American school administrator, Minnesota

Charles Hoag (June 29, 1808 – 1888) was a New England classical scholar, the first schoolmaster of the city of Minneapolis, and second Treasurer of Hennepin County. He is also known to have played a part in the naming of Minneapolis. After starting farming, he served as President of the Agricultural and Horticultural Societies of Minnesota.

==Early life, education and career==
Hoag was born in Sandwich, New Hampshire, and was educated in the public schools of the time. He also attended Wolfboro Academy and Moses Brown School at Providence, Rhode Island. By the time he was 16, Hoag had started work as a teacher, which he would continue to practice for the next 27 years.
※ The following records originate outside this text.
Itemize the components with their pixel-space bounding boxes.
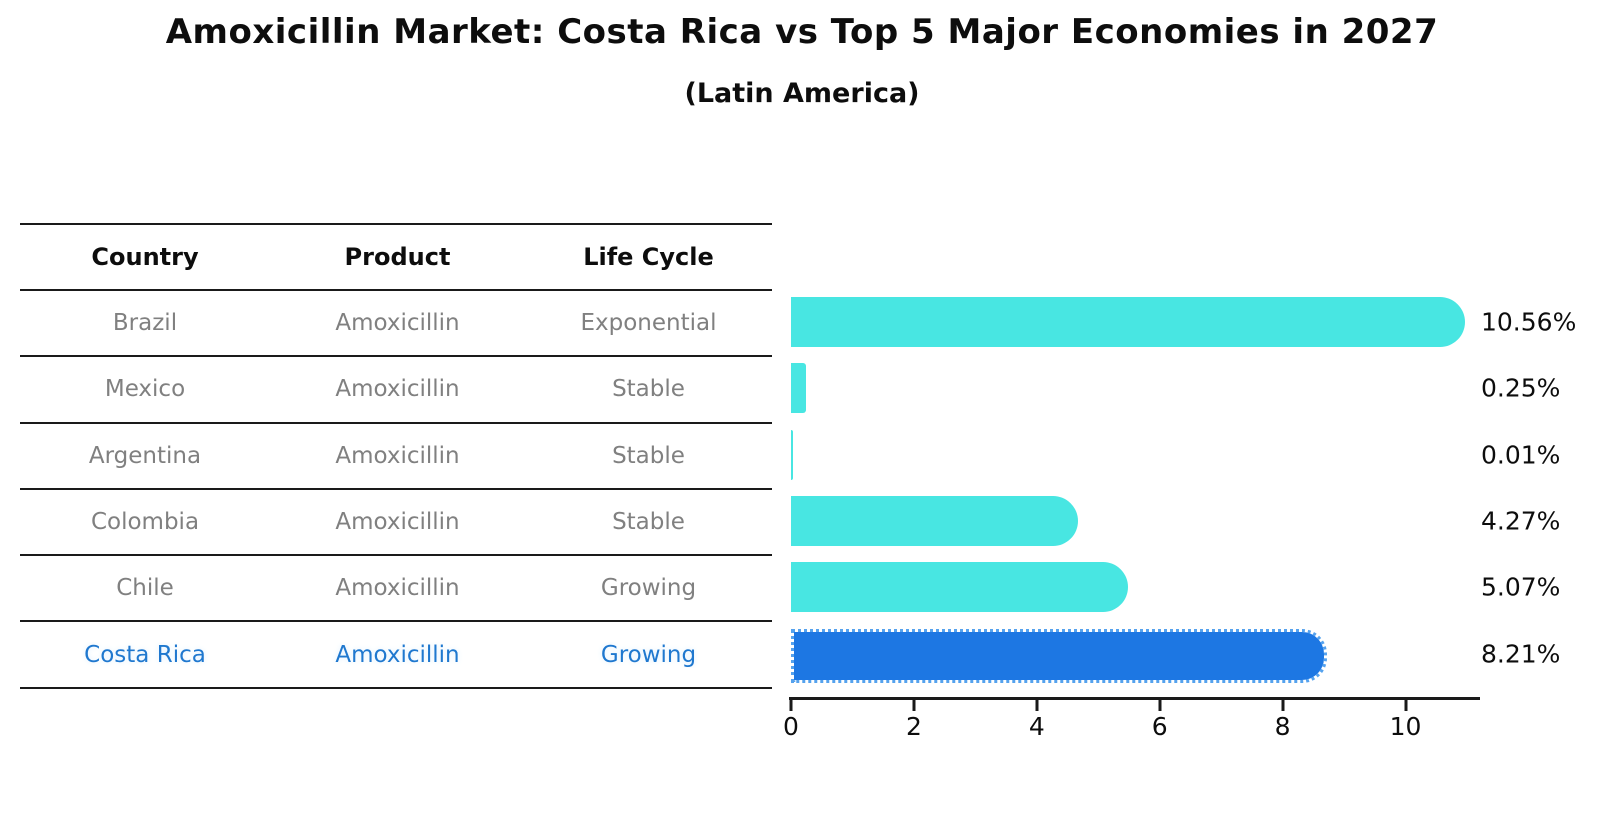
cell-product: Amoxicillin [335, 310, 460, 337]
table-row-mexico: Mexico Amoxicillin Stable [20, 357, 772, 424]
table-header-row: Country Product Life Cycle [20, 225, 772, 291]
cell-life-cycle: Growing [600, 575, 697, 602]
column-header-life-cycle: Life Cycle [583, 243, 714, 271]
cell-product: Amoxicillin [335, 442, 460, 469]
cell-life-cycle: Growing [600, 641, 697, 668]
x-axis-tick [912, 700, 916, 711]
chart-title: Amoxicillin Market: Costa Rica vs Top 5 … [165, 12, 1439, 52]
x-axis-tick [1158, 700, 1162, 711]
table-row-colombia: Colombia Amoxicillin Stable [20, 490, 772, 557]
bar-costa-rica [791, 628, 1327, 683]
bar-value-label: 10.56% [1481, 307, 1577, 337]
x-axis-tick-label: 6 [1151, 712, 1168, 741]
info-table: Country Product Life Cycle Brazil Amoxic… [20, 223, 772, 689]
cell-country: Argentina [88, 442, 202, 469]
bar-value-label: 8.21% [1481, 639, 1561, 669]
x-axis [789, 697, 1480, 700]
bar-chile [791, 562, 1128, 613]
cell-country: Brazil [112, 310, 178, 337]
cell-life-cycle: Stable [612, 509, 685, 536]
chart-subtitle: (Latin America) [684, 78, 920, 109]
cell-life-cycle: Exponential [580, 310, 717, 337]
table-row-brazil: Brazil Amoxicillin Exponential [20, 291, 772, 358]
bar-value-label: 0.25% [1481, 373, 1561, 403]
cell-country: Colombia [90, 509, 200, 536]
bar-mexico [791, 363, 807, 414]
x-axis-tick [1281, 700, 1285, 711]
x-axis-tick [789, 700, 793, 711]
cell-product: Amoxicillin [335, 575, 460, 602]
x-axis-tick-label: 8 [1274, 712, 1291, 741]
cell-country: Chile [116, 575, 174, 602]
cell-life-cycle: Stable [612, 376, 685, 403]
x-axis-tick-label: 10 [1389, 712, 1422, 741]
x-axis-tick-label: 0 [783, 712, 799, 741]
bar-argentina [791, 429, 793, 480]
table-row-argentina: Argentina Amoxicillin Stable [20, 424, 772, 490]
bar-value-label: 0.01% [1481, 440, 1561, 470]
table-row-chile: Chile Amoxicillin Growing [20, 556, 772, 623]
column-header-product: Product [344, 243, 451, 271]
x-axis-tick [1404, 700, 1407, 711]
cell-product: Amoxicillin [335, 509, 460, 536]
cell-country: Mexico [104, 376, 186, 403]
column-header-country: Country [91, 243, 199, 271]
cell-product: Amoxicillin [335, 376, 460, 403]
x-axis-tick-label: 2 [905, 712, 922, 741]
bar-value-label: 5.07% [1481, 572, 1561, 602]
cell-country: Costa Rica [84, 641, 206, 668]
bar-brazil [791, 297, 1465, 348]
cell-product: Amoxicillin [335, 641, 460, 668]
cell-life-cycle: Stable [612, 442, 685, 469]
bar-value-label: 4.27% [1481, 506, 1561, 536]
bar-colombia [791, 496, 1079, 547]
table-row-costa-rica: Costa Rica Amoxicillin Growing [20, 622, 772, 689]
x-axis-tick-label: 4 [1028, 712, 1045, 741]
x-axis-tick [1035, 700, 1039, 711]
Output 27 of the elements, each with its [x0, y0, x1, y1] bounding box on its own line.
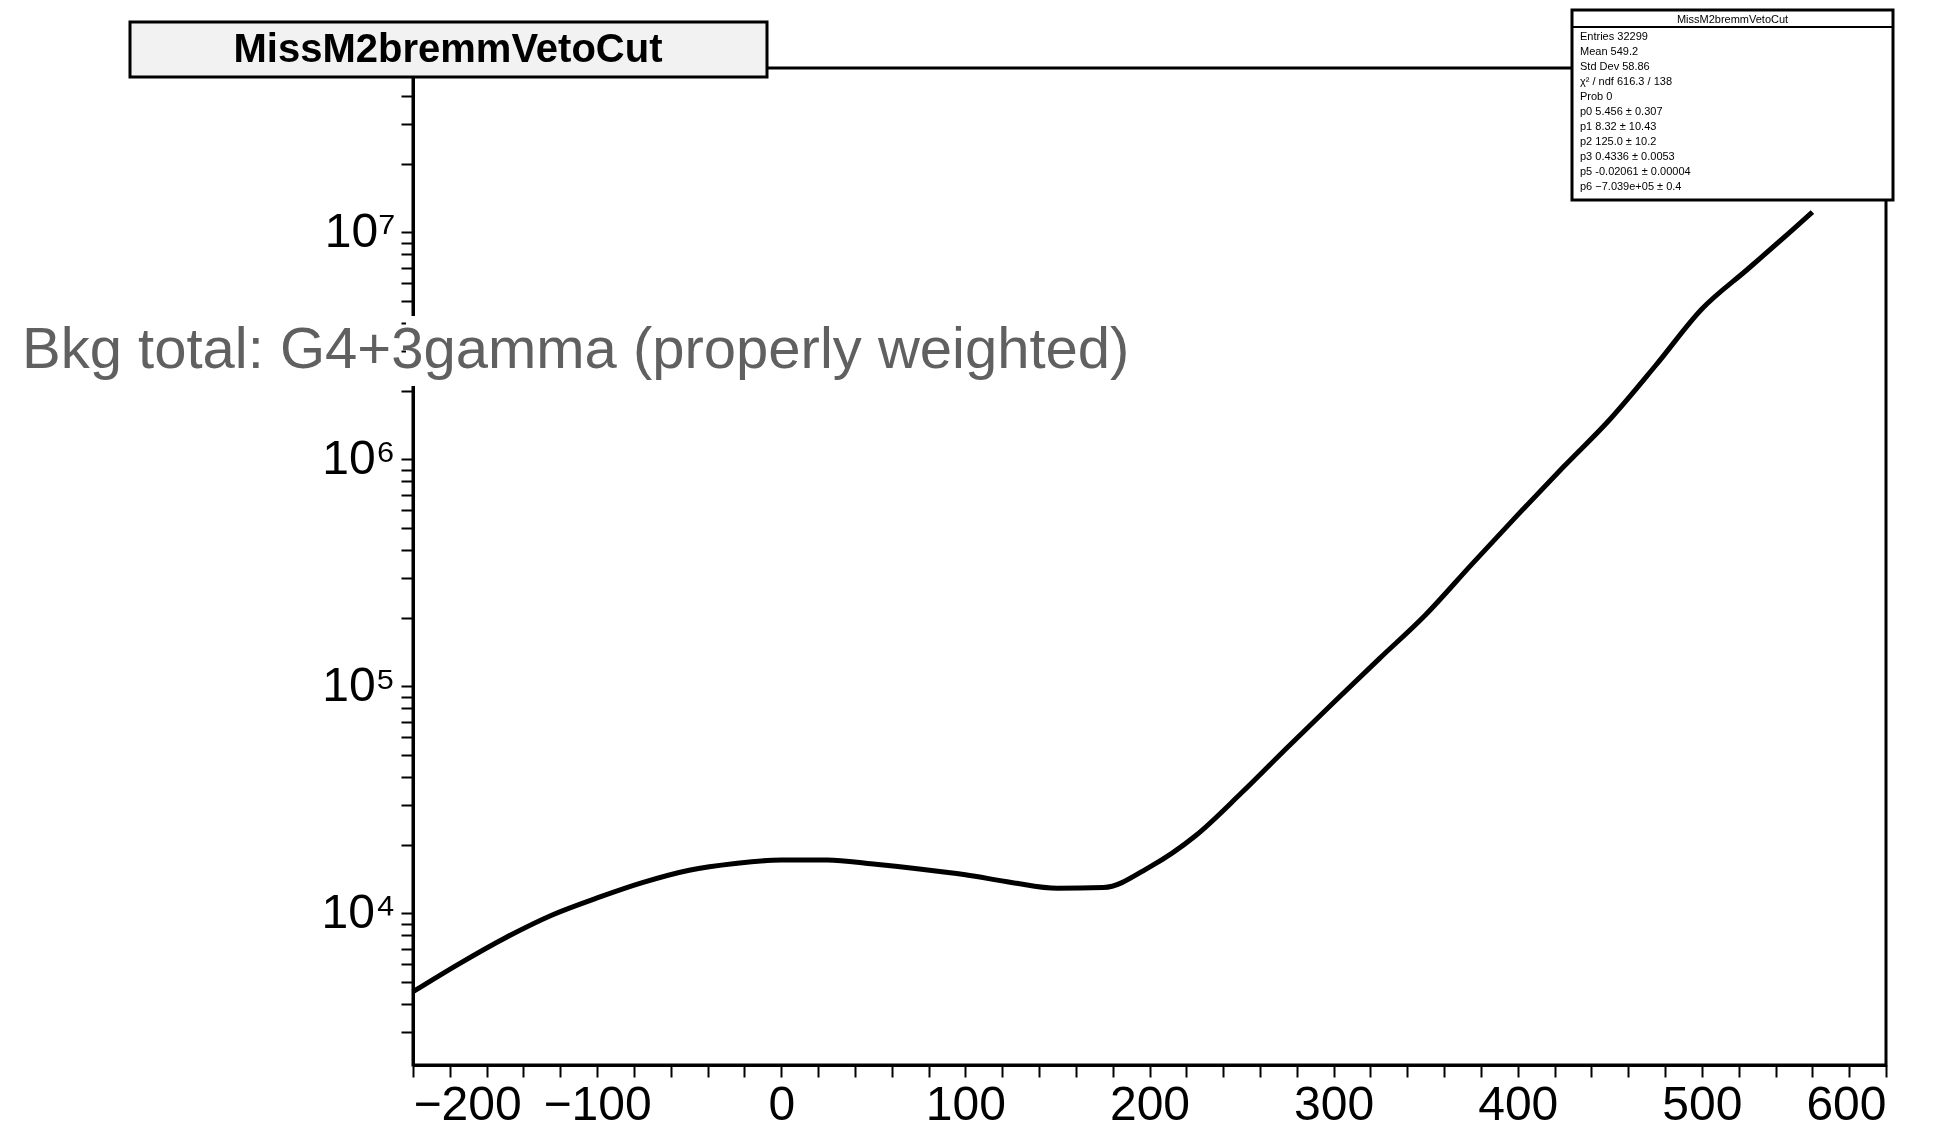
- annotation: p3 0.4336 ± 0.0053: [1580, 149, 1675, 162]
- annotation: χ² / ndf 616.3 / 138: [1580, 74, 1673, 87]
- annotation: Prob 0: [1580, 89, 1613, 102]
- annotation: p2 125.0 ± 10.2: [1580, 134, 1657, 147]
- y-tick-label: 10⁷: [324, 203, 396, 257]
- annotation: p1 8.32 ± 10.43: [1580, 119, 1657, 132]
- x-tick-label: −100: [543, 1076, 652, 1127]
- annotation: p6 −7.039e+05 ± 0.4: [1580, 179, 1682, 192]
- annotation: p5 -0.02061 ± 0.00004: [1580, 164, 1691, 177]
- y-tick-label: 10⁴: [321, 884, 396, 938]
- x-tick-label: 400: [1478, 1076, 1559, 1127]
- text: Mean 549.2: [1580, 44, 1639, 57]
- x-tick-label: −200: [413, 1076, 522, 1127]
- text: Entries 32299: [1580, 29, 1648, 42]
- annotation: Bkg total: G4+3gamma (properly weighted): [22, 315, 1130, 380]
- x-tick-label: 300: [1294, 1076, 1375, 1127]
- chart-title: MissM2bremmVetoCut: [233, 26, 663, 70]
- annotation: p0 5.456 ± 0.307: [1580, 104, 1663, 117]
- x-tick-label: 0: [768, 1076, 796, 1127]
- chart-title: MissM2bremmVetoCut: [1676, 12, 1789, 25]
- x-tick-label: 600: [1806, 1076, 1887, 1127]
- x-tick-label: 100: [925, 1076, 1006, 1127]
- y-tick-label: 10⁶: [322, 430, 396, 484]
- y-tick-label: 10⁵: [322, 657, 396, 711]
- x-tick-label: 200: [1109, 1076, 1191, 1127]
- x-tick-label: 500: [1662, 1076, 1743, 1127]
- annotation: Std Dev 58.86: [1580, 59, 1650, 72]
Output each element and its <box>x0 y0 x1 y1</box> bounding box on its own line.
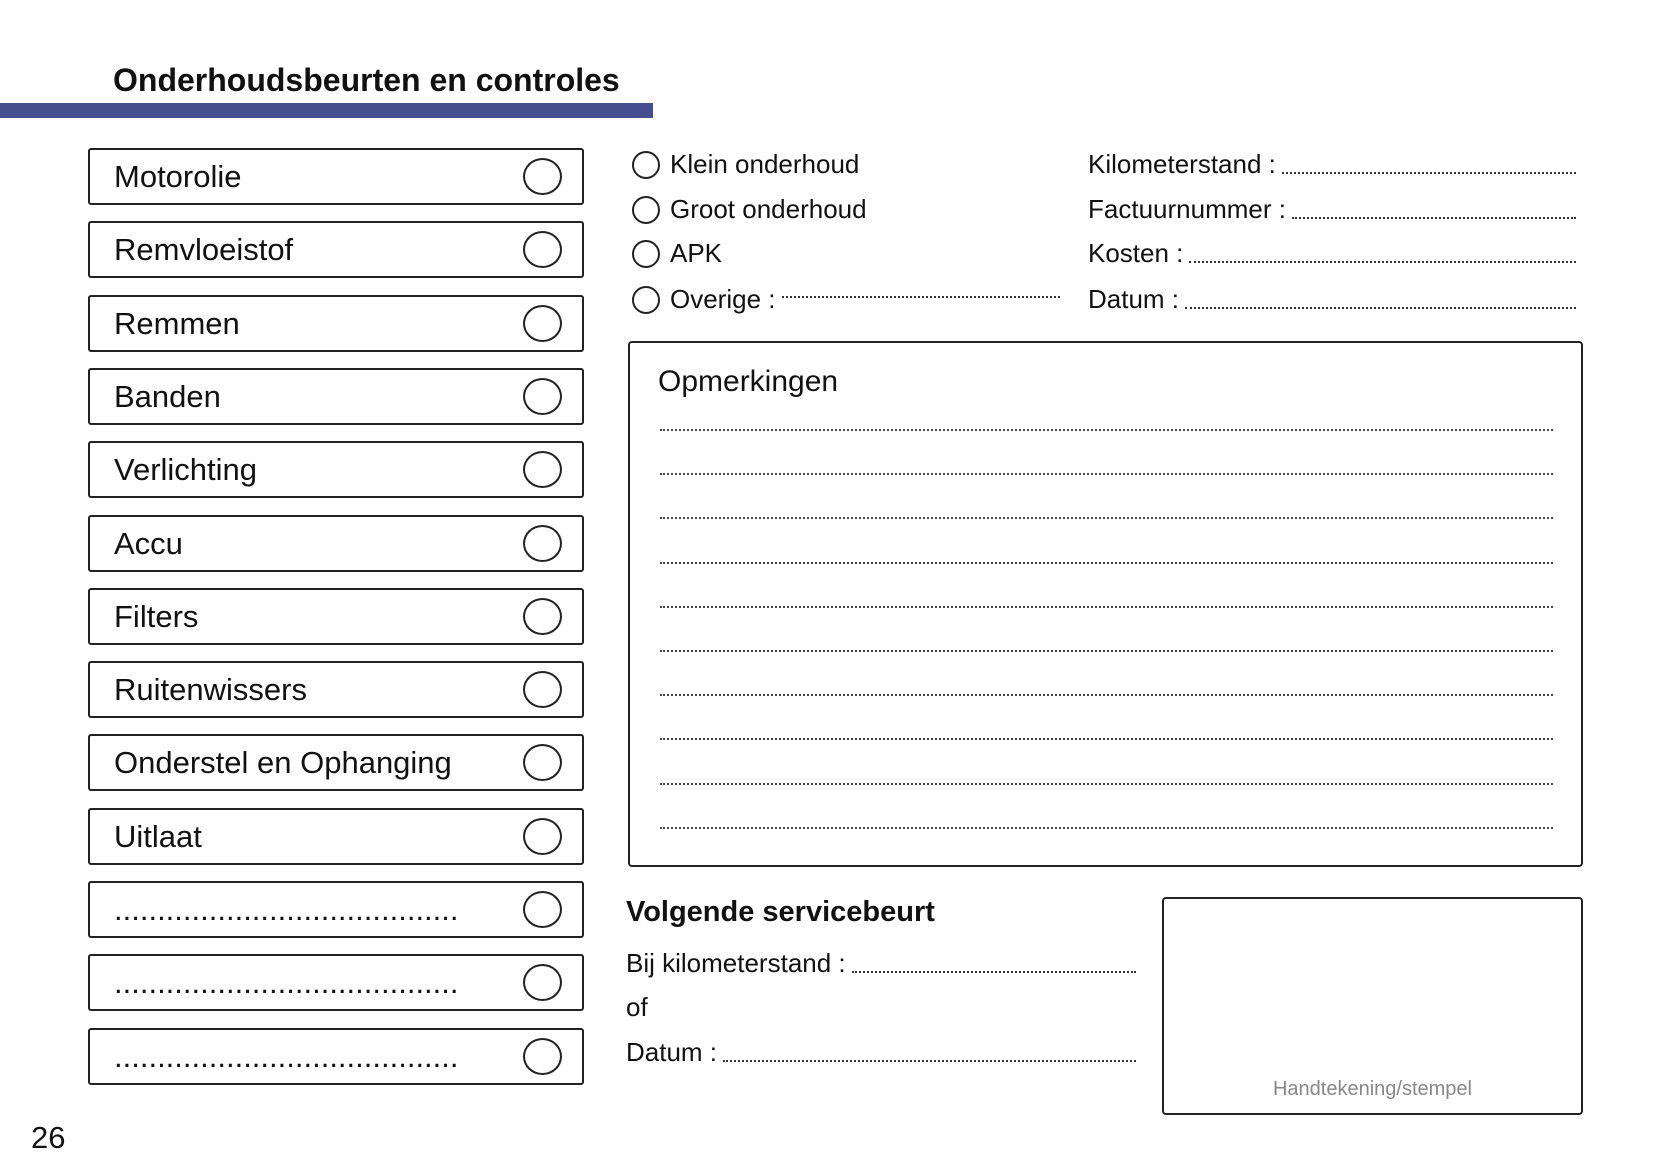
checklist-item-label: Motorolie <box>114 159 242 194</box>
or-text: of <box>626 992 648 1023</box>
dotted-line <box>1281 172 1576 174</box>
dotted-line <box>781 295 1060 298</box>
radio-circle-icon[interactable] <box>632 150 660 179</box>
checklist-item-label: ........................................ <box>114 892 459 927</box>
checkbox-circle-icon[interactable] <box>523 158 562 195</box>
checkbox-circle-icon[interactable] <box>523 1037 562 1075</box>
remarks-line[interactable] <box>660 561 1553 564</box>
service-type-option[interactable]: Overige : <box>632 284 1060 315</box>
checklist-item[interactable]: Motorolie <box>88 148 584 205</box>
checklist-item-label: Uitlaat <box>114 818 202 854</box>
or-label: of <box>626 992 648 1022</box>
detail-field[interactable]: Kosten : <box>1088 238 1576 269</box>
checklist-item-label: Remvloeistof <box>114 232 294 268</box>
checkbox-circle-icon[interactable] <box>523 817 562 855</box>
detail-field[interactable]: Kilometerstand : <box>1088 149 1576 180</box>
next-service-date-label: Datum : <box>626 1037 718 1067</box>
next-service-mileage-field[interactable]: Bij kilometerstand : <box>626 948 1136 979</box>
checkbox-circle-icon[interactable] <box>523 597 562 635</box>
stamp-label: Handtekening/stempel <box>1272 1078 1472 1100</box>
detail-label: Kosten : <box>1088 238 1184 268</box>
checklist-item[interactable]: Uitlaat <box>88 807 584 865</box>
service-type-option[interactable]: Groot onderhoud <box>632 194 867 225</box>
dotted-line <box>723 1060 1136 1062</box>
remarks-line[interactable] <box>660 694 1553 697</box>
dotted-line <box>851 971 1136 973</box>
remarks-line[interactable] <box>660 605 1553 608</box>
checkbox-circle-icon[interactable] <box>523 377 562 415</box>
checkbox-circle-icon[interactable] <box>523 891 562 928</box>
detail-field[interactable]: Datum : <box>1088 284 1576 315</box>
dotted-line <box>1185 307 1576 309</box>
checklist-item-label: Onderstel en Ophanging <box>114 745 452 781</box>
checklist-item[interactable]: Verlichting <box>88 441 584 499</box>
checklist-item[interactable]: ........................................ <box>88 954 584 1012</box>
checklist-item-label: Remmen <box>114 305 240 341</box>
remarks-title: Opmerkingen <box>658 365 839 398</box>
page-title: Onderhoudsbeurten en controles <box>113 62 620 98</box>
checklist-item-label: Filters <box>114 598 199 634</box>
remarks-line[interactable] <box>660 782 1553 785</box>
next-service-date-field[interactable]: Datum : <box>626 1037 1136 1068</box>
checklist-item-label: Accu <box>114 525 183 561</box>
remarks-line[interactable] <box>660 826 1553 829</box>
checklist-item-label: Ruitenwissers <box>114 672 307 708</box>
detail-label: Factuurnummer : <box>1088 194 1286 224</box>
checkbox-circle-icon[interactable] <box>523 671 562 709</box>
service-type-label: Klein onderhoud <box>670 149 860 179</box>
detail-field[interactable]: Factuurnummer : <box>1088 194 1576 225</box>
dotted-line <box>1291 217 1576 219</box>
checkbox-circle-icon[interactable] <box>523 964 562 1002</box>
checklist-item-label: ........................................ <box>114 965 459 1001</box>
dotted-line <box>1189 261 1576 263</box>
remarks-line[interactable] <box>660 650 1553 652</box>
next-service-title: Volgende servicebeurt <box>626 896 935 928</box>
service-type-label: APK <box>670 238 723 268</box>
checklist-item[interactable]: Ruitenwissers <box>88 661 584 719</box>
remarks-line[interactable] <box>660 738 1553 741</box>
checkbox-circle-icon[interactable] <box>523 524 562 562</box>
remarks-line[interactable] <box>660 473 1553 476</box>
next-service-mileage-label: Bij kilometerstand : <box>626 948 846 978</box>
checklist-item-label: Banden <box>114 378 221 414</box>
checklist-item[interactable]: Remvloeistof <box>88 221 584 279</box>
checkbox-circle-icon[interactable] <box>523 304 562 342</box>
service-type-label: Overige : <box>670 284 776 314</box>
remarks-line[interactable] <box>660 429 1553 431</box>
checklist-item[interactable]: Banden <box>88 367 584 425</box>
service-type-label: Groot onderhoud <box>670 194 867 224</box>
checklist-item[interactable]: Remmen <box>88 294 584 352</box>
remarks-box: Opmerkingen <box>628 341 1583 867</box>
checklist-item-label: ........................................ <box>114 1038 459 1074</box>
checkbox-circle-icon[interactable] <box>523 231 562 269</box>
checklist-item[interactable]: ........................................ <box>88 881 584 938</box>
page-number: 26 <box>31 1120 66 1155</box>
signature-stamp-box[interactable]: Handtekening/stempel <box>1162 897 1583 1115</box>
checklist-item[interactable]: Filters <box>88 587 584 645</box>
checkbox-circle-icon[interactable] <box>523 451 562 489</box>
checkbox-circle-icon[interactable] <box>523 744 562 782</box>
checklist-item[interactable]: Onderstel en Ophanging <box>88 734 584 792</box>
checklist-item[interactable]: Accu <box>88 514 584 572</box>
remarks-line[interactable] <box>660 517 1553 520</box>
checklist-item[interactable]: ........................................ <box>88 1027 584 1085</box>
title-underline-bar <box>0 103 653 118</box>
detail-label: Kilometerstand : <box>1088 149 1276 179</box>
radio-circle-icon[interactable] <box>632 239 660 268</box>
detail-label: Datum : <box>1088 284 1180 314</box>
radio-circle-icon[interactable] <box>632 285 660 314</box>
radio-circle-icon[interactable] <box>632 195 660 224</box>
service-type-option[interactable]: APK <box>632 238 722 269</box>
service-type-option[interactable]: Klein onderhoud <box>632 149 859 180</box>
checklist-item-label: Verlichting <box>114 452 258 488</box>
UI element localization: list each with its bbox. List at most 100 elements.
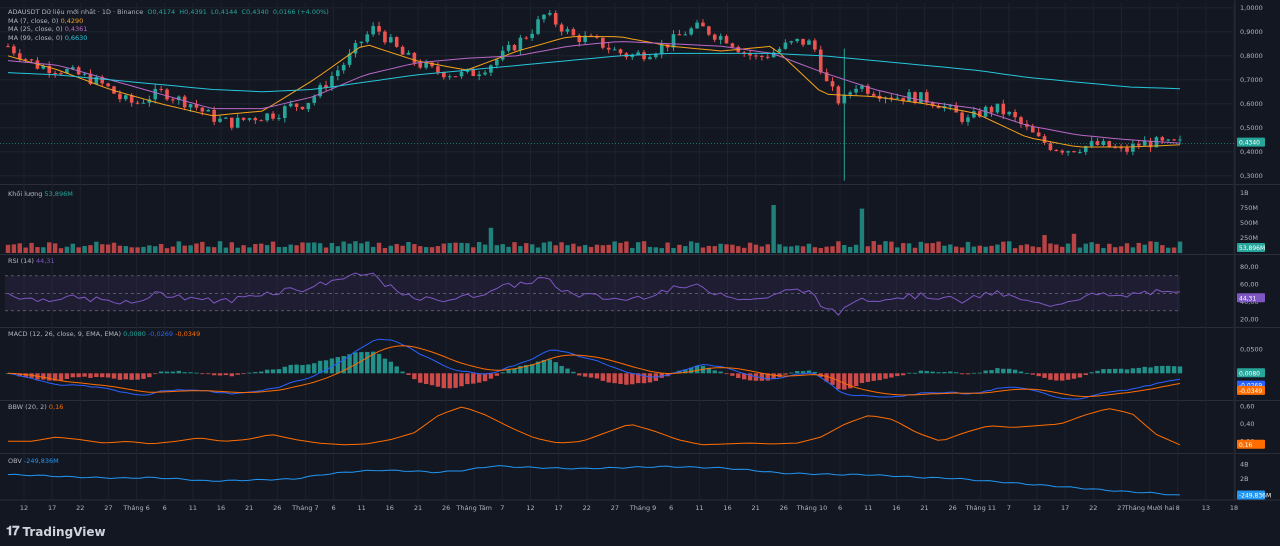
- candle-body: [330, 76, 334, 88]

He also served as the principal of a Philadelphia grammar school for 13 years. He married and had a family, including two daughters.

==Move to Minnesota==
Attracted by the promise of land, Hoag moved to Minnesota in 1852, where he taught in Saint Anthony for two terms. Upon his arrival in the state, he claimed 160 acre of land at the future site of Minneapolis. As time went by, he became more involved in public affairs, and was appointed as the second treasurer of Hennepin County. He joined the fraternal society of the Odd Fellows, serving one term as Grand Master of the Minnesota Grand Lodge.

Based on his long experience in education, Hoag served as Hennepin County Superintendent of Schools from 1870 to 1874.

Hoag also served as President of the Agricultural and Horticultural Societies of Minnesota. He had purchased a farm in 1857, which he called Diamond Lake Farm.

Charles Hoag is said to have played a central role in the naming of the city of Minneapolis. In 1852 the Hennepin County commissioners selected Albion as the name for the city. Not liking it, Hoag, along with George Bowman, editor of the St. Anthony Express, decided to come up with an alternative name. That night, Hoag was thinking about Indianapolis. Having been trying to form a word from Indian suffixes, he decided to combine the Greek "polis", meaning city, with part of Minnehaha. This was and is mistakenly thought to be Dakota for "laughing water," but it translates more accurately as "curling water" or "waterfall" (see Minnehaha Falls).

The next morning Hoag published an article with Bowman's help proposing the name Minnehapolis, explaining that the “h” was silent. Writing in the Express, he said: "I am aware that other names have been proposed such as Lowell, Brooklyn and Addiesville, but until some one [sic] is decided upon, we intend to call ourselves Minnehapolis." In a town meeting in December 1852 John Stevens accepted the name without the "h".

Charles Hoag moved to Diamond Lake Farm and lived there until his death in 1888.

Lake Addie and Lake Marion, both in McLeod County, Minnesota were named for Hoag's daughters.